Is infrastructure at this scale typically unable to do a cold start? I can belie...

cranekam · on Nov 23, 2021

I guess it depends what "infrastructure" means.

If you mean "all of Google" then a cold restart would probably be very hard. At Facebook a cold restart/network cutoff of a datacenter region (a test we did periodically) took considerable planning. There is a lot to coordinate — many components and teams involved, lots of capacity planning, and so on. Over time this process got faster but it is still far from just pulling out the power cord and plugging it in again.

If you mean a single backend component then cold starting it may or may not be easy. Easy if it's a stateless service that's not in the critical path. But it seems this GCP outage was in the load balancing layer and likely harder to handle. A parent comment suggested this could be restarted in 15s, which is probably far from the truth. If it takes 5s to get an individual node restarted and serving traffic you'd need to take down a third of capacity at a time, almost certainly overloading the rest.

In some cases the component may also have state that needs to be kept or refilled. Again, at FB, cold starting the cache systems was a fairly tricky process. Just turning them off and on again would leave cold caches and overload all the systems behind them.

Lastly, needing to be able to quickly cold restart something is probably a design smell. In the case of this GCP outage rather than building infra that can handle all the load balancers restarting in 15s it would probably be easier and safer to add the capability of keeping the last known good configuration in memory and exposing a mechanism to roll back to it quickly. This wouldn't avoid needing to restart for code bugs in the service but it would provide some safety from configuration-related issues.

mschuster91 · on Nov 23, 2021

> Lastly, needing to be able to quickly cold restart something is probably a design smell.

For everyone not at a scale to afford their own transoceanic fiber cables, a major internet service disruption is equivalent to a cold start. And as long as hackers or governments are able to push utter bullshit to the global BGP tables with a single mouse click, this threat remains present.

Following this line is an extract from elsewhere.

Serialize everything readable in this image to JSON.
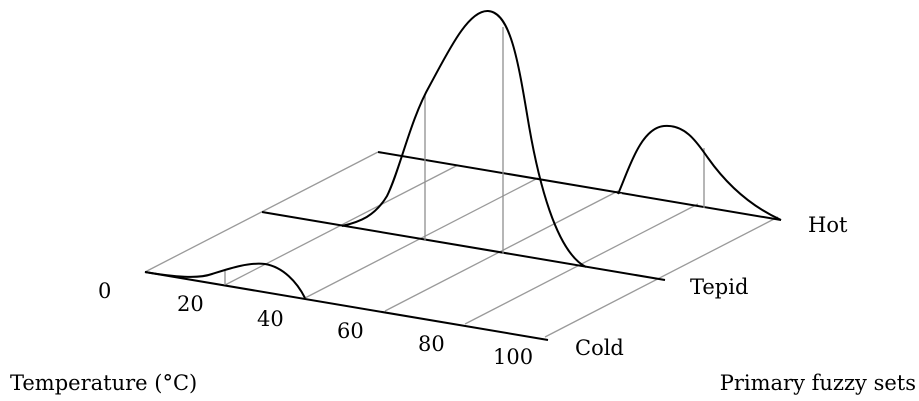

cranekam · on Nov 25, 2021

The comment I was replying to mentions "at [Google] scale", so my answer was with that in mind.

sofixa · on Nov 23, 2021

When Amazon S3 in us-east-1 failed a few years ago, the reason for the long outage(6 hours? 8 hours? I don't recall) was that they needed to restart the metadata service, and it took a long time for it to come back with the mind boggling amount of data on S3. Cold starts are hard to plan for precisely at this type of scale

allset_ · on Nov 23, 2021

It can be done. It takes a heck of a lot longer than 15s though.